That is what my mom would say, years ago, when I lived in New Jersey as a child. "Spring has sprung!" By then the last of winter's snow had melted away and crocus buds were beginning to unfurl in the lawn, as the grass came back to life. Purple, yellow, white, sometimes striped and always with a little orange bit in the middle. The bit that, I have since learned, is where the world's most expensive spice comes from: saffron.
The saffron crocus rises from the dirt of of much warmer climes than my former back yard, holding aloft long, curly stigma that are downright gigantic in comparison to those of any crocus found here in the United States. The stigma is the top part of the female reproductive organs of a plant, in case you've forgotten second grade science, designed to catch pollen from the wind or wherever else it might be. It boggles my mind to consider why these flowers might have developed such extended appendages, but maybe the hot, dry air has something to do with it.
As far as I can tell, crocuses do not grow in California, or at least not in my part of California, where both winter snow and warm winds are rare. Once, down the block in a small tree well underneath a gingko, I thought I saw a crocus. But it was really a freesia, another famous flower known more for its scent than its flavor. Here on the west coast, where the passing of seasons is indistinct and largely unnoticed, I have to make due with other botanical signals.
Like the strawberries, for instance. During the dry summer their leaves begin to shrink away, turn brown and curl under. Towards the end of September their berrying stops and they very rarely form any new flowers. The plants hunker down and shrink altogether, waiting out the relative chill of a zone 8B winter. After some good strong rain and a string of warm days (the temperature increases most rapidly from January to June around here, summer just stays the same) they bush out into leafy green bunches more than twice their previous size and begin to bloom.

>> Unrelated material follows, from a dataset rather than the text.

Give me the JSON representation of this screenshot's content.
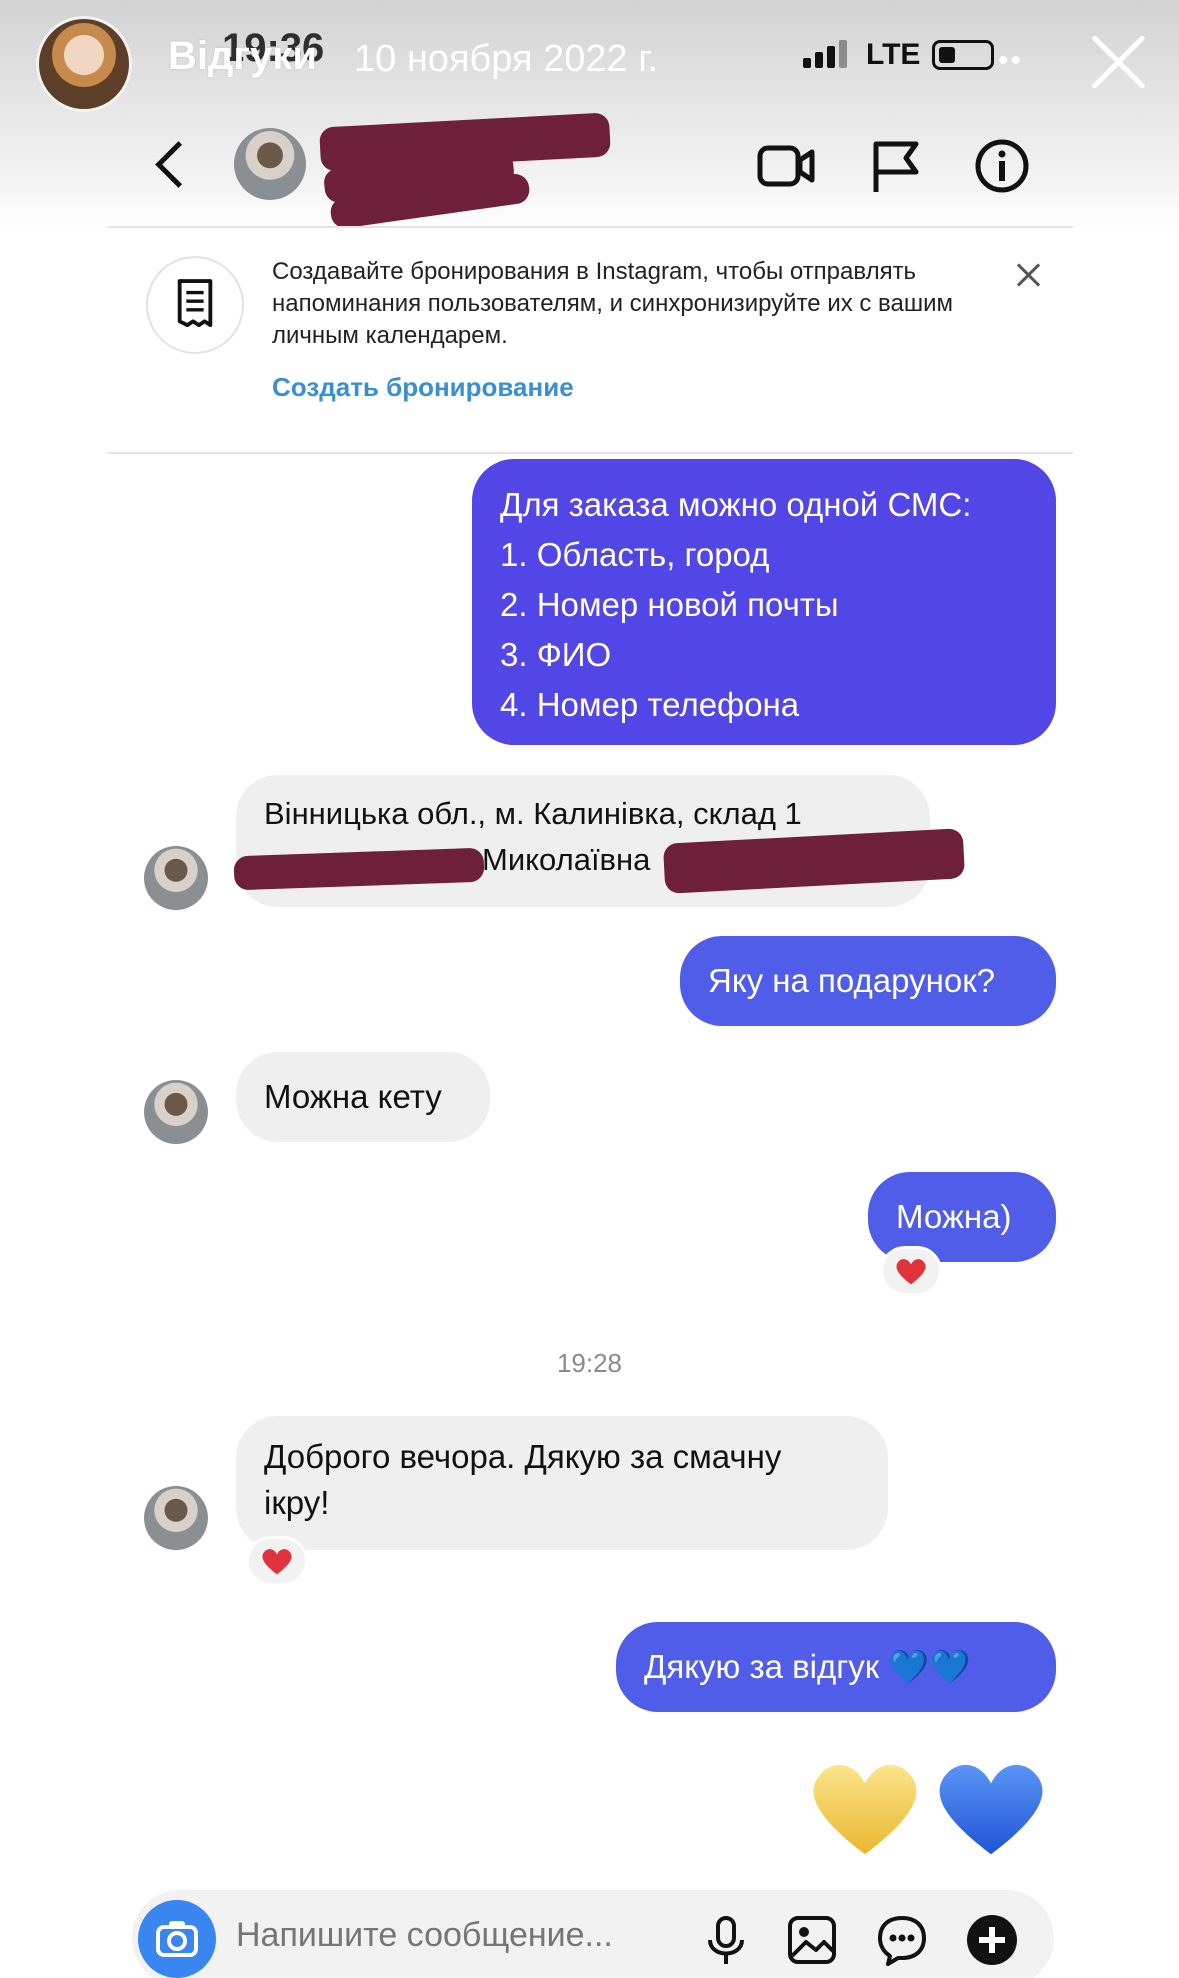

The indestructible fava bean plants also show a noticeable increase in size. The only thing that will sprout in mid-winter, they have been growing since December and are just about ready to harvest. The favas' pods reach for the sky while their stalks grow heavy and fall over. Similarly, the foxgloves that reseed themselves in small colonies outside of the vegetable beds need support to stay upright. But not yet. Most of them are still babies preparing to bloom, though flowering takes each plant two years to achieve. In a few weeks some of them will be beautiful, the long wait excused. Tall spires of spotted purple and cream, they wave in the breeze like huge sticks of rock candy, which they most definitely are not. Foxgloves, or Digitalis, are poisonous. Although nice to look at, they do not belong on top of a cake or in a salad, unlike most of the other things growing out here.
Back around in the far corner of the other, more neglected vegetable bed, the brussels sprouts are busy blooming. They have outlived their time to appear on the table and are now going to seed, functioning primarily as pollinators. They will also make a nice nursery for the dreaded cabbage white butterfly, if I don't pull them out soon. Feared by food gardeners around the world yet beloved by caterpillar seeking children, the cabbage white larvae themselves are a harbinger of summer, the next season to come.
Yes, I know. There's a drought on this year. It's going to get worse. The prices of tomatoes and other California dry season delights will surely rocket in the upcoming months, if they haven't already. I should conserve water, not pour it onto my garden. But last weekend's rain seems to have pushed the plants here into glorious upheaval, a celebration of what will most probably be their last gulp of naturally falling water before next winter. It is very difficult to deny them a drink.
All season long I've been trying to save water, banking karmic points to trade in at a later date for hydrating my summer garden. I use the world's slowest washing machine, which squeezes every drop of re-use out of the meager amount of water it consumes. I use detergent that, while allegedly non-destructive to the environment, also seems to be non-destructive to dirt and grime. Nothing really gets as clean as back when I used Tide and an upright machine that could have filled a small swimming pool in three wash cycles. The same can be said for our dishes. The dishwasher is quiet, but runs slow as molasses. It uses powerful jets and reuses the same water over and over, yet still doesn't have the scrubbing power of the noisy 1980s behemoth of my childhood.
I don't wash my car. I barely wash my floors. I walk, bike, or use transit as often as possible. I try to buy only locally grown produce. I try to buy only locally baked bread. I try to buy organically certified meat that is from California. I walk to run errands. I refuse plastic bags and use the paper ones for compost, with which I fill my green bin each week. I subscribe to a CSA. I buy recycled paper products.
I make my children ride their scooters to school instead of allowing them to relax in the car. I give them reusable water bottles and pack their lunch in the same old smelly container every day. I try to buy only used toys (but that doesn't work very well). I feed them as many forms of locally grown, un-processed, un-packaged food as they are able to bear. And I bathe them as little as possible. Hopefully all that will be enough to get me off the hook this time.